I suspect you’ll get a range of views from hiring managers.  Often, you’ll see that if they’ve got a particular educational background they’ll see that as a positive, or if they’re not strongly educated it may be less of an issue. From our point of view, outside of some very technical fields, qualifications alone are rarely ever going to get you a role.  However, I would think of qualifications in four ways:

They’re going to support the practical skills and experience in your application

They align you with the business, an MBA for example

They show that you have a practical ability to learn, and potentially multi-task if you’ve done courses whilst working

They are going to potentially differentiate you from someone with a similar background or experience, particularly if you’re moving from Government or transferring to a different sector/field.

In summary, qualifications will be additive to your career and a fantastic way to distinguish yourself from the competition, just choose carefully.

Simple; high EQ, strong relationship building qualities and fantastic leadership skills. The harder, more technical skills, remain absolutely key, but it’s your softer skills that will get you the seat at the table.  If you’re the CSO for a Fortune 500 firm it’s unlikely you’ll be an expert on everything your team does, but knowing your skills and your limitations, leading the team you have well and filling the gaps in knowledge when you can, will stand you in good stead.  Also, make sure you’re an avid networker, not only amongst your peer group, but also within your company.

I think this is where working with a niche recruiter is advantageous.  If a company works with a generalist recruiter, that person can read a CV and look for keywords as well as the next person.  However, if you work with a good niche recruiter, they should be well embedded in the industry and therefore have a good understanding of the challenges people face and what skills, experience and education works for companies.

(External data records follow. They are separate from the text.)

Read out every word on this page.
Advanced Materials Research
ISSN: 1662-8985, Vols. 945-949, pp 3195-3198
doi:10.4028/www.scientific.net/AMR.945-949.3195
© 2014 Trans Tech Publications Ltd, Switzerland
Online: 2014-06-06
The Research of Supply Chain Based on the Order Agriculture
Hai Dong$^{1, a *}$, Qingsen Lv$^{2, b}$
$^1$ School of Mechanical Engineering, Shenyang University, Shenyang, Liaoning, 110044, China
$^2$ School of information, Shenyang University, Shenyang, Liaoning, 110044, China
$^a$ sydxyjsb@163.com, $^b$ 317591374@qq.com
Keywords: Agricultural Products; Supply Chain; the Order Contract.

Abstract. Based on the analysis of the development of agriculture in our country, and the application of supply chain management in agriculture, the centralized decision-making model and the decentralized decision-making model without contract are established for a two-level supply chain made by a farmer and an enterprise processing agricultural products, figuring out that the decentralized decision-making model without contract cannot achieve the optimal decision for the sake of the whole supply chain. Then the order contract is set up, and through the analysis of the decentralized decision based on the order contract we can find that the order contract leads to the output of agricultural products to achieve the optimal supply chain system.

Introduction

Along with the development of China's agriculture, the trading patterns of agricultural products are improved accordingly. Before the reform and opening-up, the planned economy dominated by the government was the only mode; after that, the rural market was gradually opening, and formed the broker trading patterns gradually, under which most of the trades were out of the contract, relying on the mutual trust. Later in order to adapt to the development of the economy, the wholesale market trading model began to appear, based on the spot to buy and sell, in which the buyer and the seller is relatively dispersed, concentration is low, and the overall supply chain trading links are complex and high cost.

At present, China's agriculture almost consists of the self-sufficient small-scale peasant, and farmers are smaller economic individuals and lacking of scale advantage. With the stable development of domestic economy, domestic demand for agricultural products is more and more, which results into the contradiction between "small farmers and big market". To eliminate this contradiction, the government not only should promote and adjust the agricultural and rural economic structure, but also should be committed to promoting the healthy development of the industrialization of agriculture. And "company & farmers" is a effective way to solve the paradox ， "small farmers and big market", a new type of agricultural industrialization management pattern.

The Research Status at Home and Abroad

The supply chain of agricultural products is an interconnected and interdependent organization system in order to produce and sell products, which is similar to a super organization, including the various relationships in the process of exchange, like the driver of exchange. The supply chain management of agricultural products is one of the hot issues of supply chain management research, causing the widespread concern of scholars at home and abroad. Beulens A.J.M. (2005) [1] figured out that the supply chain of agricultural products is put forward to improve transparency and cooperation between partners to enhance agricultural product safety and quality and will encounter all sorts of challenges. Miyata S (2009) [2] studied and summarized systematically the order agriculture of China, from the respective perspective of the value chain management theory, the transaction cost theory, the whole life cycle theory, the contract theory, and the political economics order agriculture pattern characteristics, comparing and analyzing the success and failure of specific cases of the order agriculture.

I (Chris) am not a practitioner but have been recruiting in this field for 20 years.  I have a PostGrad Diploma in Security Management, travel to 5-6 high level industry conferences every year around the world and see presentations by Government and Industry SMEs across all the areas we recruit.  I also speak to people on a daily basis about the challenges they face in their roles, so do have a good grasp on what works where.

If you asked me to do a fraud investigation or a security survey I may struggle, (though I would know who to ask for help!) but I do feel pretty confident I can look at what a company wants to hire for and find the right profile.  If you dealt with a recruiter who was new to the sector, I don’t think they would have the same feel for transferable skills

With any ’interesting’ role we’ll tend to receive 300-400 applications in total. This is obviously too many to send through to our client and would also defeat the object of using an intermediary! Paring this list down is definitely challenging, but on average I’d say 15-20% of the people applying for the role can do the job ‘on paper’.  There’s often many people you can rule out immediately for reasons including: lack of work permit for the location, lack of required language skills, salary expectations above what the company can pay, no experience in the region/location the role covers or even a lack of the majority of the skills directly relevant to the role.

When we provide a shortlist we would tend to look at those most relevant profiles, those that possess similar experience in a similar industry. From here we expand the search out and look at those candidates from a different sector and so on.  It’s always good to provide the clients with some more ‘left-field’ options in there too, perhaps someone who would be stepping up into the role but is a real smart cookie, or someone leaving government service with a great background.  Fundamentally we are paid by the client to deliver on their requirements, but our understanding of the market allows us to take a more innovative approach than a generalist recruiter.